Here is the problem. First, the system gets overloaded with claims and that detracts it from being able to effectively address  legitimate claims of abuse.  Next, courts understandably are reluctant to ignore serious claims, even if  they simply are based upon unsupported testimony.  Manipulative people exploit this fact to achieve their goals. It then takes many months, if not years to unwind the matter and the truth may never be ascertained. During the process, people run out of money or the will to soldier on, and the perpetrator of the false claim is rewarded with their desired result.

And regrettably there is no solution. The system cannot impede people’s access to a domestic violence proceeding because some improperly use the proceeding for their nefarious ends. However, courts should monitor lawyers who regularly bring domestic violence proceedings as companions to new case filings.  Perhaps those lawyers should be scrutinized a bit more closely than others who file claims that more in line with societal averages.  Shame on them!

Even well intended lawyers get caught up in client’s oftentimes hysterical claims. We must probe and determine whether the claims are real, imagined, exaggerated or pure fiction. We must, like courts, err on the side of safety but we must also try to discern the circumstances before reflexively responding with a quick trip to the courthouse.

Lex finds it absolutely despicable when people exploit the system’s well intended efforts to protect victims of domestic violence.  The abuse of abuse proceedings are real and regrettably irresolvable.

October 21, 2009

The Lawyer’s Job

Nicholas Katzenbach

” But the job of a lawyer rendering advice is not to seek to satisfy the client’s wishes, but it is to inform the client, as objectively as possible, what the law requires or permits and make every effort to ensure compliance. I think that is a lawyer’s duty whoever the client is, a public official or a private enterprise, and however anxious the lawyer is to please the client, the advice should be informed, honest, and as objective as possible. It should not depend on the client’s desires or even on a view as to the desirability of the end sought.”

Nicholas deB. Katzenbach, Esq. (Former Attorney General of the United States).
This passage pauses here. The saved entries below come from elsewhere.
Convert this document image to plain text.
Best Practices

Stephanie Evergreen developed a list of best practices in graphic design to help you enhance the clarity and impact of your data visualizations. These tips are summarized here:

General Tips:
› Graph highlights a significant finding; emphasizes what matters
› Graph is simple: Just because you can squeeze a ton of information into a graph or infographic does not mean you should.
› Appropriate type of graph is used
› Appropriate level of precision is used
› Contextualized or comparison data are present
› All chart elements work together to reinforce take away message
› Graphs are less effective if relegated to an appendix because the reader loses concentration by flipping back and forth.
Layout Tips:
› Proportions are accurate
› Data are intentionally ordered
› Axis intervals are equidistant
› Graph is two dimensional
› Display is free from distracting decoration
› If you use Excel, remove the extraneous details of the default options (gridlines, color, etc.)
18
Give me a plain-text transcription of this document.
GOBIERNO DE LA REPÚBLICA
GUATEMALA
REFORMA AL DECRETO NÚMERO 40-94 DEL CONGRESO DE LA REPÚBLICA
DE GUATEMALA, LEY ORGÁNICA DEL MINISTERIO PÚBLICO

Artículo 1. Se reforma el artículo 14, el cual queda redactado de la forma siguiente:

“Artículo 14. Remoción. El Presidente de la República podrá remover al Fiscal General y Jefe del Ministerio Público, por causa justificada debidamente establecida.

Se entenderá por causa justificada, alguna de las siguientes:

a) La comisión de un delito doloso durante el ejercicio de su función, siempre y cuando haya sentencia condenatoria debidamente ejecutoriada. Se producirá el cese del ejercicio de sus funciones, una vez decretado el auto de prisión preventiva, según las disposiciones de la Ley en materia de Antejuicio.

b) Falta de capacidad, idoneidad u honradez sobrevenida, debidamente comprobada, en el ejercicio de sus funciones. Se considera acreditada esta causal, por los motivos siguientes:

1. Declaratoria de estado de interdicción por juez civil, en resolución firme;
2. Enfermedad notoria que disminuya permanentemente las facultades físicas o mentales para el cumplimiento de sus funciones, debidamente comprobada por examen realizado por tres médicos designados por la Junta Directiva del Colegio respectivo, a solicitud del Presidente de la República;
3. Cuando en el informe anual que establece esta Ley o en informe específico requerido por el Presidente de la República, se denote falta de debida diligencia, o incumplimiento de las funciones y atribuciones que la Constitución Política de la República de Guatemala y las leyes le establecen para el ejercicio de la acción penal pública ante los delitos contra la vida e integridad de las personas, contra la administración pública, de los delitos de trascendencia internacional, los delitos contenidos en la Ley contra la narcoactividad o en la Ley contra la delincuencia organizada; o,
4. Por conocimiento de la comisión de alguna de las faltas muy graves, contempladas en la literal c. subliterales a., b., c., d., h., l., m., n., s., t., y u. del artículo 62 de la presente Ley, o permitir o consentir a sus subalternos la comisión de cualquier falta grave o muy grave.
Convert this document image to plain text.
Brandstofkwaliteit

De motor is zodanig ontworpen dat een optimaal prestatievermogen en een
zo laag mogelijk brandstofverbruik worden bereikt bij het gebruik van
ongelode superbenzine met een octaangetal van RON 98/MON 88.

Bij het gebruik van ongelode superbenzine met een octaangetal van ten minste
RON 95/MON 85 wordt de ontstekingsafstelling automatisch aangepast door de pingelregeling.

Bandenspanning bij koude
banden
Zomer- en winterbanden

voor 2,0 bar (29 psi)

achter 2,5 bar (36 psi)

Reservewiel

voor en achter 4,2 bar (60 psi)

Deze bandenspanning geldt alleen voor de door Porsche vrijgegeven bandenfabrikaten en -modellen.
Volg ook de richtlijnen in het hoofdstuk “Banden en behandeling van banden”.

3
Remarks at the Opening Session of the 2009 American Law Institute, upon Receiving the Judge Friendly Medal.

October 13, 2009

Nothing Personal

Lex just met a former public defender who recently became a family lawyer. She formerly handled death penalty cases. Life or death stuff. And what she told me was interesting. The practice of family law was similar to criminal law; but the major difference was that the family lawyers are much more contentious and tend to personalize things (present company excluded, of course).

Why is that? Is there something inherent in the practice that makes many lawyers personalize their client’s angst? Or is the type of person who is attracted to this practice prone to this, oftentimes, anti-social behavior?

Maybe the marketplace promotes this behavior. If we get reputations as bellicose warriors, willing to take extreme positions for the sake of “justice”, we will be rewarded with a full book of business (but who really wants that business).

For whatever reason, divorce lawyers do tend to personally download the conflict way too often. It is unhealthy for the client,  the family, the legal system, and for the lawyer. While sometimes it is hard not to get angry with despicable behavior, periodic reality checks are necessary to maintain objectivity. If everyone is a villain–nobody is.  

Do your job and then go home and hug your spouse and  kids. A better way to practice.